En lugar de moverse, se quedó allí quieta, confiando en que el tipo se muriera. Rezando a Dios para que matara a Olson Read antes de que ella se congelara. Los lobos observaban con sus ojos amarillos desde el margen oscuro del bosque. Las siluetas de los pinos se elevaban hacia el cielo nocturno. Las estrellas de encima se fundían entre sí.

Aquella noche, Olson Read le contó una historia. Su propia historia personal de fantasmas.

Cuando nos morimos, esas son las historias que siguen en nuestros labios. Las historias que solamente les contamos a desconocidos, en algún lugar íntimo de la celda acolchada de la medianoche. Esas historias importantes que nos pasamos años ensayando mentalmente pero que nunca contamos. Esas historias son fantasmas, que traen a la gente de vuelta de entre los muertos. Solamente un momento. De visita. Cada historia es un fantasma. Y esta historia es la de Olson.

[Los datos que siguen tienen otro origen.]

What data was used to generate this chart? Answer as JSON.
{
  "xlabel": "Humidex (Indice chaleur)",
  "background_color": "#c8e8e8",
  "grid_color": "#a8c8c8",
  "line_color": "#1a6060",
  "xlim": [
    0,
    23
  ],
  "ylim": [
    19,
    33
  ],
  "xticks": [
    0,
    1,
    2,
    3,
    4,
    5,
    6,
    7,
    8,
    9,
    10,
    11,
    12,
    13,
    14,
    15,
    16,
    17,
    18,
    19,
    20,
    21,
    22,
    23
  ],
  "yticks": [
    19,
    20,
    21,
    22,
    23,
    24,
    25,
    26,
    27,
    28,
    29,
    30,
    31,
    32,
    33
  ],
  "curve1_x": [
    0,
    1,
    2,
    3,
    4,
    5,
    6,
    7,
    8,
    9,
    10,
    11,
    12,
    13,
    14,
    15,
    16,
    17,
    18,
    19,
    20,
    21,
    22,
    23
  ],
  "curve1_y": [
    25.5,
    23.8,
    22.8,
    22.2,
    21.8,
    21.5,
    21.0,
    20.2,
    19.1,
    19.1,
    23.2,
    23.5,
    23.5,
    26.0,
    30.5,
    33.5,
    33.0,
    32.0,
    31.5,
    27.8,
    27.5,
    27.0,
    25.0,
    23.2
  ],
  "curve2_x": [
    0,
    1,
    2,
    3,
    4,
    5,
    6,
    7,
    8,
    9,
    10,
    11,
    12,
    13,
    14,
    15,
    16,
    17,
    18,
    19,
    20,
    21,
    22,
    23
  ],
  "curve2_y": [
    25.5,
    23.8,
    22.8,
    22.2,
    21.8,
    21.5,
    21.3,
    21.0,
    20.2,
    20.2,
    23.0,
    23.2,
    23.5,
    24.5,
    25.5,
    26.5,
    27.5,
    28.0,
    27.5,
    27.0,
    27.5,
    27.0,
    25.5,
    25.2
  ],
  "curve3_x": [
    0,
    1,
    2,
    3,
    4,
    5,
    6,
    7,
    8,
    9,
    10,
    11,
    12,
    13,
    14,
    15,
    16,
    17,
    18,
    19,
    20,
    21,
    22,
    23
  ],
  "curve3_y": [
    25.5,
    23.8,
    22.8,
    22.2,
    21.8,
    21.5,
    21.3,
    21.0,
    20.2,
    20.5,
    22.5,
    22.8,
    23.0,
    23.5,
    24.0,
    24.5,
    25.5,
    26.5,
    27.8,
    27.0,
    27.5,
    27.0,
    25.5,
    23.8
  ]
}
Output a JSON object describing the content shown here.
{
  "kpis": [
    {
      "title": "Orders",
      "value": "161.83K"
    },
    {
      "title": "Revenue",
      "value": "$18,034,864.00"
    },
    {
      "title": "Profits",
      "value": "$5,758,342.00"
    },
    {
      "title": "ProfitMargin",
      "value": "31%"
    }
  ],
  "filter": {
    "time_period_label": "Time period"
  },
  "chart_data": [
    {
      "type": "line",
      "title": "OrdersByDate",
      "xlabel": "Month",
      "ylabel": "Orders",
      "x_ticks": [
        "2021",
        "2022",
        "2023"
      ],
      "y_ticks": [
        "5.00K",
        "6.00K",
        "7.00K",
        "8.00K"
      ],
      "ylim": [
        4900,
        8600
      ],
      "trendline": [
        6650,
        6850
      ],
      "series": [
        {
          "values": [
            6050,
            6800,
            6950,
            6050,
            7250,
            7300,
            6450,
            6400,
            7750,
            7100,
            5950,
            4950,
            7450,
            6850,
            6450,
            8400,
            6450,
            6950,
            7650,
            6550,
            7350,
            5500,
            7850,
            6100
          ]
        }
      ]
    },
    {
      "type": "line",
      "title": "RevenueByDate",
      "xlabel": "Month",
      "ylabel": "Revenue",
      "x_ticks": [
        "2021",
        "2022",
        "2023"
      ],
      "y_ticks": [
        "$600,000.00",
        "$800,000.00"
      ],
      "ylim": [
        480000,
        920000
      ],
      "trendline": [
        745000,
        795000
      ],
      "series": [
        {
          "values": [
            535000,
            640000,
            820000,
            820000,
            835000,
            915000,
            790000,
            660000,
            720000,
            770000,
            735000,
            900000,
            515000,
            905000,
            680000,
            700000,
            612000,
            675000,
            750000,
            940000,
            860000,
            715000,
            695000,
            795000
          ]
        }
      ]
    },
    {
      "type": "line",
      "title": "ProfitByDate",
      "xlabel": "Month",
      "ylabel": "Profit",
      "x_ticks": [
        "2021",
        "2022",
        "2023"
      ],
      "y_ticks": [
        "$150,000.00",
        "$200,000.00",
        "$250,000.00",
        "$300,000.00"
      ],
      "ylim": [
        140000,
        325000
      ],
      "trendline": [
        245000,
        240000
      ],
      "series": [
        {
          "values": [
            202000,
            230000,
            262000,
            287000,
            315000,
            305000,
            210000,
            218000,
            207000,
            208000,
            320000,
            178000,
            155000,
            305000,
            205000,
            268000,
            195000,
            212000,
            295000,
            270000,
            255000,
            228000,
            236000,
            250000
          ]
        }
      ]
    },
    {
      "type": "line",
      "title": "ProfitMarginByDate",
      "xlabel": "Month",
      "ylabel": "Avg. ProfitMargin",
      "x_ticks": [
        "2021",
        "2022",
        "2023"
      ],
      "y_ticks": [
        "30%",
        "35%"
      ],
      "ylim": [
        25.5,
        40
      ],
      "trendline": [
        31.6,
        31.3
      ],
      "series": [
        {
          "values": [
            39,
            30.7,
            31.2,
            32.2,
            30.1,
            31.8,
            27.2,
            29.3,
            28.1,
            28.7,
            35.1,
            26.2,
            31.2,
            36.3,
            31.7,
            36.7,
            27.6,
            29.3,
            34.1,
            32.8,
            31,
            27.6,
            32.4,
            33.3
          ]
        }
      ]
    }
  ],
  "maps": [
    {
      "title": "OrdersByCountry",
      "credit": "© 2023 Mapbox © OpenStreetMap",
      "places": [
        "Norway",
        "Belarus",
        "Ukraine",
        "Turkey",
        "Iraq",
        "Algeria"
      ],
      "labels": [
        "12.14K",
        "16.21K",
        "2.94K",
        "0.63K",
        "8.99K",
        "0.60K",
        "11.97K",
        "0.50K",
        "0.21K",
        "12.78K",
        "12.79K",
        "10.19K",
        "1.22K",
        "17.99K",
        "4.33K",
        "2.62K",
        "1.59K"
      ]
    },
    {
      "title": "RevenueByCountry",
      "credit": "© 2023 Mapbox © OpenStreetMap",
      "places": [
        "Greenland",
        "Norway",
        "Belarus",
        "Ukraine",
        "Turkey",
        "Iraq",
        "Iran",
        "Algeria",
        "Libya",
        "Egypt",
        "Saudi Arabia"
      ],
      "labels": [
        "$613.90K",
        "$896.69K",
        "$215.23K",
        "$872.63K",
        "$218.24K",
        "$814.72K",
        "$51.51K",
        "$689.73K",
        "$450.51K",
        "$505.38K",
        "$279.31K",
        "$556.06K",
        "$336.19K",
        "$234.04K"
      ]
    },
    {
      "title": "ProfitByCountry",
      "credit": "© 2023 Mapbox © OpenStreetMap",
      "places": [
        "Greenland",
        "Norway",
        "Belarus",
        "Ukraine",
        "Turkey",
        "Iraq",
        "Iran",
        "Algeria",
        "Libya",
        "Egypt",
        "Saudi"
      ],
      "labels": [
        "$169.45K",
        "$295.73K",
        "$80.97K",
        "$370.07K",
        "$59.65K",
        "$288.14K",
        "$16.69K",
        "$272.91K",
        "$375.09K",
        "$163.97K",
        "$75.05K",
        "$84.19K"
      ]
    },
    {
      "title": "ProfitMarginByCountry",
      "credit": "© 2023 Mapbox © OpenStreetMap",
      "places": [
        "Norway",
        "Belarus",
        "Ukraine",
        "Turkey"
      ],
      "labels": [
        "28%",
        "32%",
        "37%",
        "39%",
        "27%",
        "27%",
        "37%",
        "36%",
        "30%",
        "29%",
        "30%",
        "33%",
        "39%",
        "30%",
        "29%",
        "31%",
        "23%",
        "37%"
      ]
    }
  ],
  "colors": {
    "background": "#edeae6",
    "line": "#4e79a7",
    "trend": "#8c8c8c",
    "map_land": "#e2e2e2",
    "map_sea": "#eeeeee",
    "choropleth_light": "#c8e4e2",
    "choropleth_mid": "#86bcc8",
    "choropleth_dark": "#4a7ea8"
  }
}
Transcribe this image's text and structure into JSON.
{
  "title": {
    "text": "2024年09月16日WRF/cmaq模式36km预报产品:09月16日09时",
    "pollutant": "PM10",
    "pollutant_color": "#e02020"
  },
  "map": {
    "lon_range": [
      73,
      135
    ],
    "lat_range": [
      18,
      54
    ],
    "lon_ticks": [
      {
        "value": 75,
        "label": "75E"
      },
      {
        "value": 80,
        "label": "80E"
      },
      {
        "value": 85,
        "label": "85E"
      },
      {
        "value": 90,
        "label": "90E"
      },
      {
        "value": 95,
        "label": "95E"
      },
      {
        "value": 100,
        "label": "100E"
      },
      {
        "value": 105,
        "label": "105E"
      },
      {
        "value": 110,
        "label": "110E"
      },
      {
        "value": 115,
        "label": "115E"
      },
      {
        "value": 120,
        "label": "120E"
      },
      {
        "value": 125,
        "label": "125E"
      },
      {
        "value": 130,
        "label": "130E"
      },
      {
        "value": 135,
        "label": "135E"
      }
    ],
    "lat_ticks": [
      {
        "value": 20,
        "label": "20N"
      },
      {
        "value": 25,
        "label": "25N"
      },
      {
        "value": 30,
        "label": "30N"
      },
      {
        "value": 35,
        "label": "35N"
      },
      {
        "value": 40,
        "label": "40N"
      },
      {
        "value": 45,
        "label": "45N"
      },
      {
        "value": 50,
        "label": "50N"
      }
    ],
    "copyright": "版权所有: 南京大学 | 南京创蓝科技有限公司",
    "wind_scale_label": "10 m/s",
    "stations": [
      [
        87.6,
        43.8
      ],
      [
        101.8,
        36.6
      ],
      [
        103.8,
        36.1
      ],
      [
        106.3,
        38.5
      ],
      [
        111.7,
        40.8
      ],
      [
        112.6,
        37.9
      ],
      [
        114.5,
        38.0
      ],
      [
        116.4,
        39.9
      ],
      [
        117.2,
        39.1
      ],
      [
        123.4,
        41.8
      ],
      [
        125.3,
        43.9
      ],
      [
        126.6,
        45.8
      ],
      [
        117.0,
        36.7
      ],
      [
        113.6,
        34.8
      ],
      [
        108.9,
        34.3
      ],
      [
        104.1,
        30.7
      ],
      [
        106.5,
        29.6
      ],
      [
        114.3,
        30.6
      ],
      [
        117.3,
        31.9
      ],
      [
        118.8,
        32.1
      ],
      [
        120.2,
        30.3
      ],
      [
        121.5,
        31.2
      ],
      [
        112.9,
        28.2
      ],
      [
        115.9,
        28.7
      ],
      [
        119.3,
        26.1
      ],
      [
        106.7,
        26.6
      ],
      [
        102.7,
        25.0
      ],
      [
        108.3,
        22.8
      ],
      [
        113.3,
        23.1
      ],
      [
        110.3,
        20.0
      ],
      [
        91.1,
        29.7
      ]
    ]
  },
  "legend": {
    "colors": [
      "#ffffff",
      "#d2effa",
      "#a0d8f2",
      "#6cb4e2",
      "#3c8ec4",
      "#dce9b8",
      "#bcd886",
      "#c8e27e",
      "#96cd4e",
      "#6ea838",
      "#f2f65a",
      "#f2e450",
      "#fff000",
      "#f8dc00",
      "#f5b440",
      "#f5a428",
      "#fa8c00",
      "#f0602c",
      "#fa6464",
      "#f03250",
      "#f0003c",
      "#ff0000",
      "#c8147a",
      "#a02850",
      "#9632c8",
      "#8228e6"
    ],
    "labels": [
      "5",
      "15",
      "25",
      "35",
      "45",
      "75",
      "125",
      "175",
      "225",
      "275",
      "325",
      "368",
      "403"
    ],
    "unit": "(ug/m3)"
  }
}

Con la boca llena de nieve fundida, la señorita Leroy le escupía el agua a los labios gordos y rojos de Olson, a su cara que era la única parte de él que podía tocar sin quedarse pegada. Arrodillada allí junto a él. El primer paso del camino que pone el diablo hacia la fornicación. Aquel beso, el momento para el que Olson se había estado reservando.

Durante la mayor parte de su vida, ella nunca le dijo a nadie lo que él había gritado. Guardarse aquello dentro fue una carga tremenda. Ahora se lo dijo a todos y no resultó mejor.

Aquella cosa triste y hervida que había junto al White River había gritado:

—¿Por qué me has hecho esto?

Y gritó:

—¿Qué he hecho yo?

—Los lobos grises —dijo la señorita Leroy, y se rió. Ya no tenemos ese problema. Por aquí no. Ya no.

La forma en que murió Olson se llama mioglobulinuria. En las quemaduras masivas, los músculos quemados segregan la proteína llamada mioglobulina. Ese flujo de la proteína en la sangre colapsa los riñones. Los riñones dejan de funcionar y el cuerpo se llena de fluidos y de toxinas sanguíneas. Colapso renal. Mioglobulinuria. Al decir estas palabras, la señorita Leroy podría parecer un mago haciendo un truco. Podrían ser un hechizo. Un conjuro.

Aquella forma de morir tardaba toda una noche.

A la mañana siguiente llegó la máquina quitanieves. El conductor los encontró: a Olson Read muerto y a la señorita Leroy dormida. Tenía las encías manchadas de blanco de pasarse la noche derritiendo nieve en la boca. Congelación. Las manos muertas de Read seguían cerradas sobre las de ella, protegiéndole los dedos, calentándoselos como si fueran un par de guantes. Durante semanas, la piel congelada en torno a la base de cada diente se fue cayendo, blanca y gris, de la raíz marrón, hasta que le quedaron los dientes como los tiene ahora. Hasta que se quedó sin labios.